= Robert Barton of Over Barnton =

Scottish landowner, politician (died 1540)

Robert Barton of Over Barnton (died 1540) was a Scottish landowner, merchant, sailor and politician. He served as Comptroller, Master of the Mint and Lord High Treasurer to James V of Scotland.

==Sailor and shipowner==
Robert Barton was the son of John Barton the sailor. He took Perkin Warbeck away from Scotland in the Cuckoo in July 1497. His usual business was exporting goods to Flanders and importing into Scotland, items bought by the King James IV included blue damask cloth, and timber for the ceiling of the chapel at Holyroodhouse in 1504. In February 1506 he was paid for buying a ship in France for James, which seems to have been the Lion. His crew and ship were hired by the king in July 1506. Robert also went to Dumbarton to assist with construction of another ship there. The Barton brothers had a letter of Marque, originally granted to their father in 1485, which gave them legal protection in Scotland to prey on Portuguese shipping.

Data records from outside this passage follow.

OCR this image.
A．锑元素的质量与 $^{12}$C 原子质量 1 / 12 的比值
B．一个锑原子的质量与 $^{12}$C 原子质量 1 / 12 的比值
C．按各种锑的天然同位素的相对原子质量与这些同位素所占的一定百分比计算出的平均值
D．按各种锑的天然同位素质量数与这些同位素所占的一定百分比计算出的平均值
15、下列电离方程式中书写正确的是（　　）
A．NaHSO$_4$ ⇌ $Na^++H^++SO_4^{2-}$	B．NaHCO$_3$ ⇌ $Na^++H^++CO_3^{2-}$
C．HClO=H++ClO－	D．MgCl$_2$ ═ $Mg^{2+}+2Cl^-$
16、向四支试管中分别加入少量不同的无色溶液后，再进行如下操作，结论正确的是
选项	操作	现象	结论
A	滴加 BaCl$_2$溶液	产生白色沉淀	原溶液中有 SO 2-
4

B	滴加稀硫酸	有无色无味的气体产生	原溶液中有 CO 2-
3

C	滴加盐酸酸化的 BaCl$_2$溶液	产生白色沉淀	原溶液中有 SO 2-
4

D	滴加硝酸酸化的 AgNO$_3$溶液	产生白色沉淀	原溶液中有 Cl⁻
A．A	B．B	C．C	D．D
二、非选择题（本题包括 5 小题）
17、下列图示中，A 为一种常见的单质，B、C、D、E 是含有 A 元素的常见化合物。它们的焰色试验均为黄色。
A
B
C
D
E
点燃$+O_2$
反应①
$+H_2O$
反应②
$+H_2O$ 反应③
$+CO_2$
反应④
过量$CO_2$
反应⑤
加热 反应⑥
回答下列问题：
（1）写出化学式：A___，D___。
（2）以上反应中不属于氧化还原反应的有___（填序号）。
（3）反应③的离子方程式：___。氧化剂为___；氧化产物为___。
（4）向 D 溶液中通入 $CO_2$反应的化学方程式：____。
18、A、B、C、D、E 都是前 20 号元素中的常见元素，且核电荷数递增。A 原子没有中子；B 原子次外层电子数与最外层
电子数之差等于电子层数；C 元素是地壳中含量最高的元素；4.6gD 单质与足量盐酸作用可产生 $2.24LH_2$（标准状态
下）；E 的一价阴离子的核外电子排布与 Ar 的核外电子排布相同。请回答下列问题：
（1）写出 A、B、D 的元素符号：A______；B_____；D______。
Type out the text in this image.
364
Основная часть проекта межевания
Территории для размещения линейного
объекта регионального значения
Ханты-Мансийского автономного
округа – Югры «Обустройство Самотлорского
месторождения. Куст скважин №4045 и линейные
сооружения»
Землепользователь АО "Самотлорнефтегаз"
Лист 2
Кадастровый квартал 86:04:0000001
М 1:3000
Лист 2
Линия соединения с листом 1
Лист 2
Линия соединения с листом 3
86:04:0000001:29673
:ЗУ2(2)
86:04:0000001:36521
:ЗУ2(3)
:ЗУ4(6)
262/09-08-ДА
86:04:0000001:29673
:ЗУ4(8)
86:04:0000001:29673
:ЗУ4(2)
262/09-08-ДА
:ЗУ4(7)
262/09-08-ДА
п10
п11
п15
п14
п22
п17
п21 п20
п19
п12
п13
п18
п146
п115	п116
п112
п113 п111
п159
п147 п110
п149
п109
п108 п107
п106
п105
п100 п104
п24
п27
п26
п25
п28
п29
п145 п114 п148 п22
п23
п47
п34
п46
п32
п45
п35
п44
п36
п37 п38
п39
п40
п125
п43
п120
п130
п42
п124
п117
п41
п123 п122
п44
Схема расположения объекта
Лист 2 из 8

In March 1507, James IV wrote to officials in Rouen to ask permission for Robert Barton and George Corntoun to import timber from Normandy for his ships.

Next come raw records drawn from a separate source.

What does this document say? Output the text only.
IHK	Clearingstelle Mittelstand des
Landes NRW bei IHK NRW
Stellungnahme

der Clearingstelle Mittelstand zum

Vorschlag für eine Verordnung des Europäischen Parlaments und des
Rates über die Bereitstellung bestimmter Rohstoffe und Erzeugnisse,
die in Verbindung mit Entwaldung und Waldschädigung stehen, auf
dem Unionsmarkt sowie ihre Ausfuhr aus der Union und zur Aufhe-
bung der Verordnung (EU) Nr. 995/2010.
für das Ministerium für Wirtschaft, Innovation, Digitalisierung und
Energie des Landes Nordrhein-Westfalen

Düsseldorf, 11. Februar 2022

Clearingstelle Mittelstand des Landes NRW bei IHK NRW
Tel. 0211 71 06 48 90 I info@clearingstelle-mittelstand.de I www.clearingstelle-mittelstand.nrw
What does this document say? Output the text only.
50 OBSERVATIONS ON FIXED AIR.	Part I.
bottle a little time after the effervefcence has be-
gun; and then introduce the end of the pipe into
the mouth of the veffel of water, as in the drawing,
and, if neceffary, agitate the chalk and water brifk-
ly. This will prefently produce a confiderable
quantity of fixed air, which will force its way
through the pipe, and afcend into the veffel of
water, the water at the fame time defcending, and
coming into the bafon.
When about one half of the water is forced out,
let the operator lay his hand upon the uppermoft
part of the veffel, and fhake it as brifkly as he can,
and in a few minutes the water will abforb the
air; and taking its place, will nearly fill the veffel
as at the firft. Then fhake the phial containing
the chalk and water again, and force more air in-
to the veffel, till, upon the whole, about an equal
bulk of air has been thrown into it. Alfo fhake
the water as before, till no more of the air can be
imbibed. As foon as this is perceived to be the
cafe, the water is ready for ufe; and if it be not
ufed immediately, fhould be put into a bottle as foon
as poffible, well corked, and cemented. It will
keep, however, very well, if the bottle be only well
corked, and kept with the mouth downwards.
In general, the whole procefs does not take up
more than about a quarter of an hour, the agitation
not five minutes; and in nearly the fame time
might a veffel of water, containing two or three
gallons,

By 1507 Robert was wealthy enough to buy the estate of Barnton from William Dundas of Dundas. His brother Andrew Barton was captured and executed by the English in 1511. John Barton died at Kirkcudbright in 1513 after taking ships of the Royal Scots Navy to France. In 1519, a ship of Robert's, the Black Barque was captured by Spanish sailors near Yarmouth and the crew abandoned on the English coast.

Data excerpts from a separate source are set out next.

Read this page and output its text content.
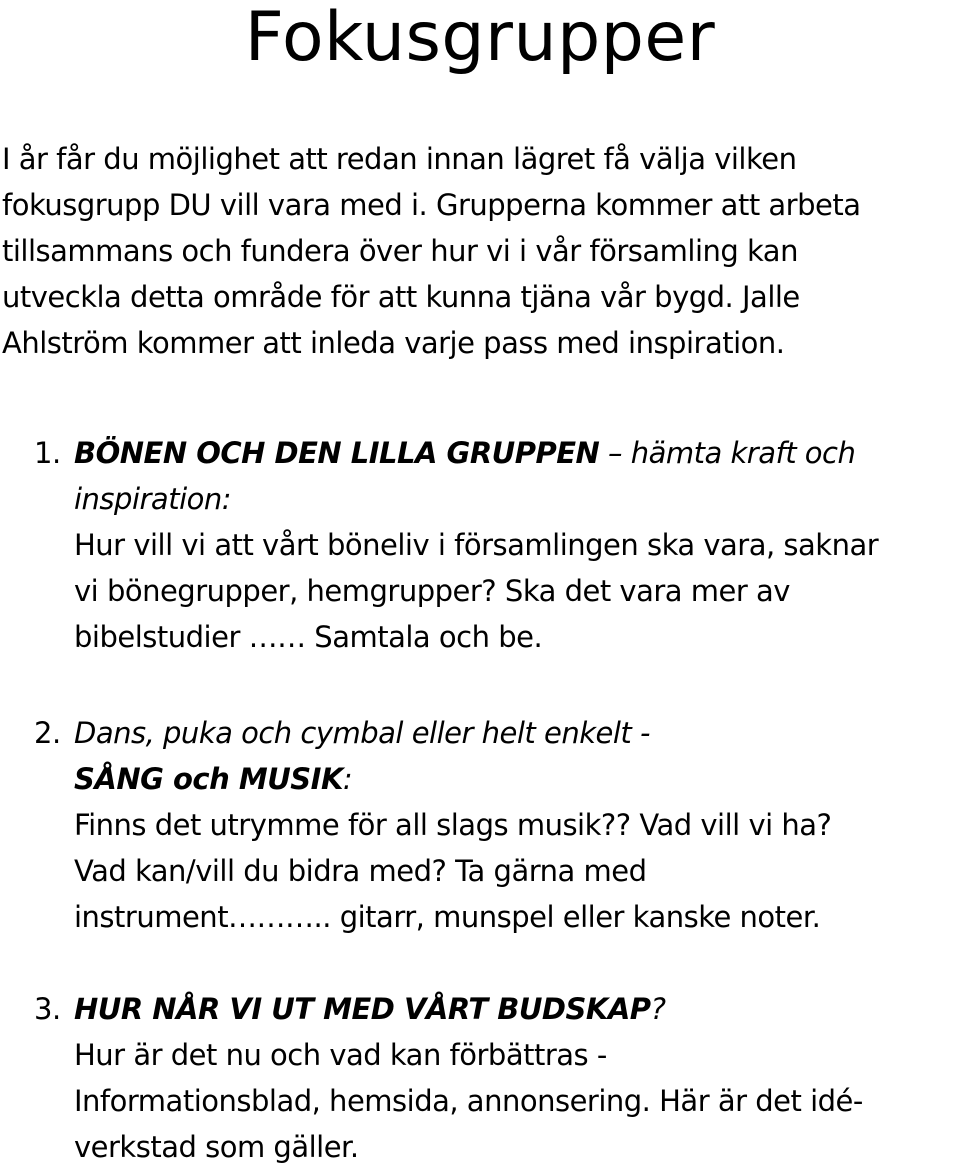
Fokusgrupper
I år får du möjlighet att redan innan lägret få välja vilken
fokusgrupp DU vill vara med i. Grupperna kommer att arbeta
tillsammans och fundera över hur vi i vår församling kan
utveckla detta område för att kunna tjäna vår bygd. Jalle
Ahlström kommer att inleda varje pass med inspiration.
1. BÖNEN OCH DEN LILLA GRUPPEN – hämta kraft och
inspiration:
Hur vill vi att vårt böneliv i församlingen ska vara, saknar
vi bönegrupper, hemgrupper? Ska det vara mer av
bibelstudier …… Samtala och be.
2. Dans, puka och cymbal eller helt enkelt -
SÅNG och MUSIK:
Finns det utrymme för all slags musik?? Vad vill vi ha?
Vad kan/vill du bidra med? Ta gärna med
instrument……….. gitarr, munspel eller kanske noter.
3. HUR NÅR VI UT MED VÅRT BUDSKAP?
Hur är det nu och vad kan förbättras -
Informationsblad, hemsida, annonsering. Här är det idé-
verkstad som gäller.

In 1524 Robert and David Falconer agreed to provide a task-force for Christian II of Denmark. Frederick I of Denmark wrote to the Duke of Albany about their activities in January 1529. As late as February 1536, Christian III of Denmark wrote to James V asking for the service of his famous captains, Robert Barton and Robert Fogo. By this time Robert was an old man.

==In the royal exchequer==
Robert Barton was well-educated and pursued a second land-based career as a financial officer to the Scottish crown. He was comptroller from 1516 to 1525, and treasurer, comptroller and master of the mint in 1529. In 1524 an English diplomat Thomas Magnus noted that Robert was an especial friend of Margaret Tudor. Magnus had been given a copy of a letter from John Stewart, Duke of Albany, Margaret's rival for power, giving Barton instructions on provisions for Dunbar Castle, which he believed to be a forgery. In English letters Robert's name regularly appears as "Hob a Barton."

In 1532 he was required to pay the wages of the royal gunner, Henry Borthwick, who had been killed at the siege of Tantallon Castle, to his children. Barton was treasurer again in 1534. In 1536 James V prepared for Robert to accompany him on his trip to France. The King granted Robert exemption from any legal actions during their absence. Robert, wrote James, was 'of gret age, febill, and waik in persoune.'

Robert Barton died in 1540. James V had confirmed him as the owner of several estates, and in April 1538 created a free-barony of Over Barnton. The gift narrated;"his great services to the navy in time of war for the defence of Scots lieges and merchants against the English and other pirates, occasionally bringing himself into great expense, and other praiseworthy acts in the time of James IV and himself in his minority, as a comptroller and treasurer.
largis sumptibus naves tempore guerre pro liegiorum et marcatorum suorum contra Anglos et alios piratos defensione, ejus personam quibusvis temporibus necessariis periculis exponendo: et pro aliis laudabilibus actis patri suo et sibbi in minori sua etate factis in thesaurarie et compotorum rotulatoris officiis."

His first wife was Elizabeth Jameson. Their eldest son was John Barton of Duddingston who married Janet Littill. He second wife was Elizabeth Crawford. His other sons included James and Harry, who were awarded a royal pension for their education as clergy on 20 April 1541. Robert's heir, a son of Elizabeth Crawford, also a 'Robert', changed his name to Moubray when he married an heiress, Barbara Moubray of Barnebougall, in 1527. A daughter, Margaret married John Sandilands of Calder.